South Africa’s Transnet Secures Massive European Financing for Green Transition

Last Updated: November 25, 2025By

South Africa’s state-owned logistics group, Transnet, has secured substantial financial backing from European institutions, formalizing two key loan agreements totaling €650 million to tackle critical infrastructure inefficiencies and support the country’s green energy transition.

The financing, announced by Deputy President Paul Mashatile, comes amid severe economic losses linked to grid failures and operational backlogs plaguing South Africa’s freight and port network.

This pivot toward Europe follows ongoing trade and policy disputes with the United States.

The first major injection is a €300 million loan from the AFD Group, France’s development agency.

This funding, formalized during a visit by French President Emmanuel Macron, is specifically earmarked for critical infrastructure upgrades and Transnet’s shift toward renewable energy usage.

The loan disbursements are strategically tied to Transnet achieving specific sustainability targets.

Projects include the rehabilitation of 550 kilometres of railway and the modernization of key port facilities, all aimed at fostering a crucial shift from road to more efficient, lower-emission rail transport.

In a complementary development, Transnet also signed a €350 million loan agreement with EIB Global, the development arm of the European Investment Bank.

This EIB financing is further supported by a €21 million grant from the European Union, advancing South Africa’s participation in the Just Energy Transition Partnership (JET-P).

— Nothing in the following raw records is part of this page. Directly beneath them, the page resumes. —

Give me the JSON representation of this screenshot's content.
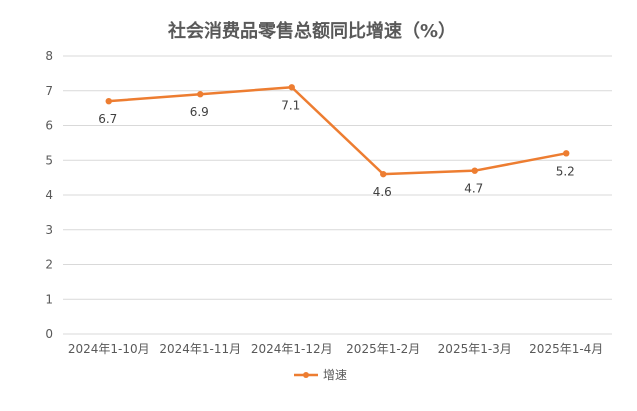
{
  "chart_data": {
    "type": "line",
    "title": "社会消费品零售总额同比增速（%）",
    "xlabel": "",
    "ylabel": "",
    "categories": [
      "2024年1-10月",
      "2024年1-11月",
      "2024年1-12月",
      "2025年1-2月",
      "2025年1-3月",
      "2025年1-4月"
    ],
    "series": [
      {
        "name": "增速",
        "values": [
          6.7,
          6.9,
          7.1,
          4.6,
          4.7,
          5.2
        ],
        "color": "#ed7d31"
      }
    ],
    "ylim": [
      0,
      8
    ],
    "yticks": [
      "0",
      "1",
      "2",
      "3",
      "4",
      "5",
      "6",
      "7",
      "8"
    ],
    "data_labels": [
      "6.7",
      "6.9",
      "7.1",
      "4.6",
      "4.7",
      "5.2"
    ],
    "grid": true,
    "legend_position": "bottom"
  }
}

This capital will be utilized for the modernization of port and rail infrastructure, the development of nascent green hydrogen facilities, and the promotion of cleaner transport solutions across the network.

Analysts view this dual European financing—comprising the French AFD loan and the EIB Global package—as a strong indicator of South Africa’s strategic pivot toward the EU for crucial development funding.

This strategy aims to diversify international collaborations while directly addressing the severe capacity constraints that have stymied the country’s export potential and hampered cross-border trade with neighboring countries like Eswatini.

The investments promise to reduce emissions, lower freight costs, and strengthen both domestic and regional connectivity.